Tercera arista: la situación actual en Polonia es casi el reflejo especular de la de Moldavia; el enfrentamiento entre el gobierno polaco y la Unión Europea está rápidamente agotando ambos bandos: queda claro que la UE no quiere llegar a las últimas consecuencias (el Polexit) y que el partido conservador (PiS, Ley y Justicia) tampoco está dispuesto a jugar hasta el fondo su bluff. Las encuestas de opinión muestran una población dividida entre la apelación nacionalista (que en este caso es anti-europeísta) y la conveniencia prudente de quedarse en la Unión. También en este caso hay un trasfondo económico: la Unión Europea amenaza con bloquear los 106 mil millones de dólares que les tocarían a Polonia; el gobierno de Mateusz Morawiecki ha gritado al chantaje económico, pero al menos en el breve plazo se ha quedado con el húngaro Viktor Orbán como único aliado abierto.
En este impasse, Macron (seguido por Mario Draghi y Pedro Sanchez) se está reacercando a Ursula von der Leyen y Angela Merkel; el presidente francés necesita no perder puntos con vistas a las elecciones del próximo año, mientras los medios se preguntan, inquietos, si “Francia es de derecha”.
Últimas aristas: el COB-26 sobre calentamiento global está a punto de empezar este 1º de noviembre y siguen acumulándose defecciones (intencionales como la de Putin y quizás coyunturales como la de la Reina de Inglaterra). El clima general (político y económico además de climático) se está calentando: ya se está hablando de un Dieselgate que se expande como una mancha de petróleo. Se espera que esta semana Fiat-Chrysler y Renault se sumen a Volkswagen como indiciados por proporcionar datos engañosos sobre las emisiones de gases invernadero; mientras tanto, los responsables de la industria en los varios países ya están declarando su derrota: se empieza a manejar el 2070 o hasta el 2100 como la fecha en que tendremos, ahora sí, un mundo libre de contaminación.
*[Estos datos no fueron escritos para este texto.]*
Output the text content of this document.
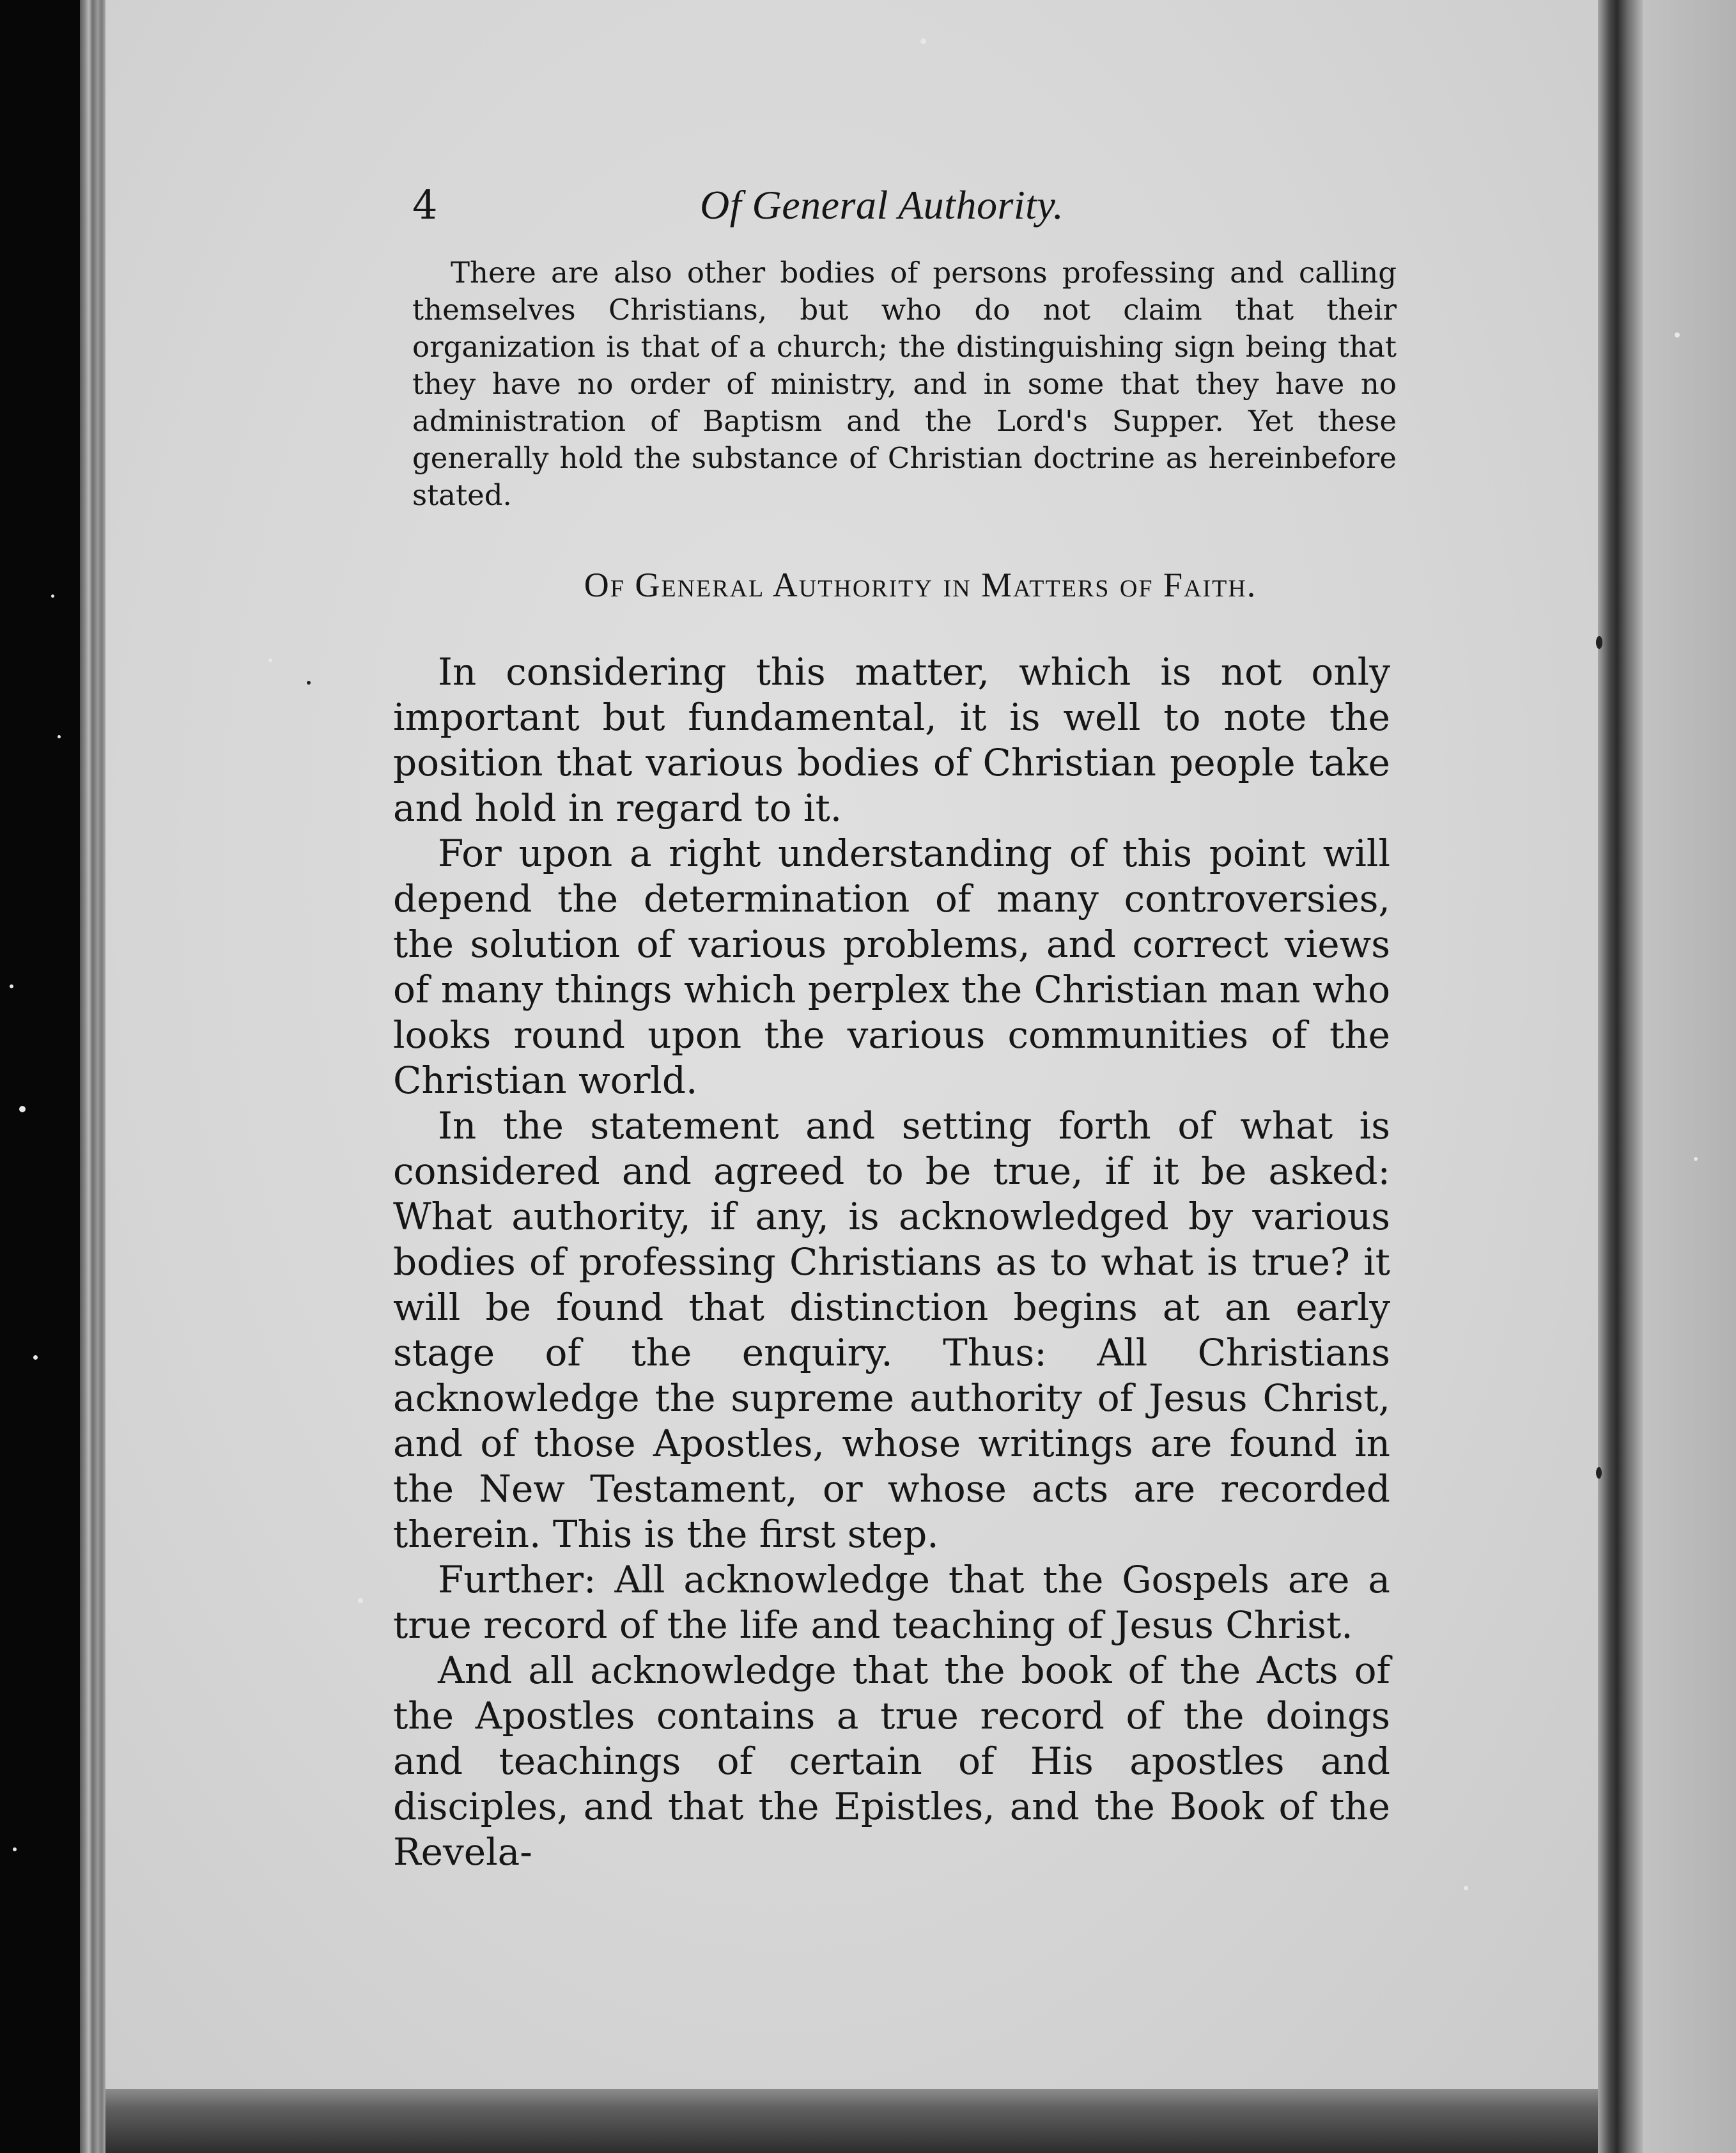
4	Of General Authority.

There are also other bodies of persons professing and calling themselves Christians, but who do not claim that their organization is that of a church; the distinguishing sign being that they have no order of ministry, and in some that they have no administration of Baptism and the Lord's Supper. Yet these generally hold the substance of Christian doctrine as hereinbefore stated.

Of General Authority in Matters of Faith.

In considering this matter, which is not only important but fundamental, it is well to note the position that various bodies of Christian people take and hold in regard to it.

For upon a right understanding of this point will depend the determination of many controversies, the solution of various problems, and correct views of many things which perplex the Christian man who looks round upon the various communities of the Christian world.

In the statement and setting forth of what is considered and agreed to be true, if it be asked: What authority, if any, is acknowledged by various bodies of professing Christians as to what is true? it will be found that distinction begins at an early stage of the enquiry. Thus: All Christians acknowledge the supreme authority of Jesus Christ, and of those Apostles, whose writings are found in the New Testament, or whose acts are recorded therein. This is the first step.

Further: All acknowledge that the Gospels are a true record of the life and teaching of Jesus Christ.

And all acknowledge that the book of the Acts of the Apostles contains a true record of the doings and teachings of certain of His apostles and disciples, and that the Epistles, and the Book of the Revela-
Un corolario muy interesante de estas polémicas viene de los sindicatos británicos: los ferrocarrileros están listos para entrar en huelga por toda la duración del COB-26; a mí, como estudioso del movimiento obrero, no me sorprende en lo más mínimo ni me indigna: si todos los otros se aprovechan, ¿por qué la clase trabajadora debería abstenerse de luchar cuando vislumbra una coyuntura favorable?
Y, para terminar, esta misma semana debería haber novedades sobre la extradición de Julian Assange de Gran Bretaña a Estados Unidos; un juez británico ya se ha pronunciado en favor; si la justicia inglesa lo permite, será otro clavo más sobre la libertad de información: sólo faltará Edward Snowden, ya que la posibilidad de ver a Mark Zuckerberg entre rejas va a quedar como mi sueño guajiro personal.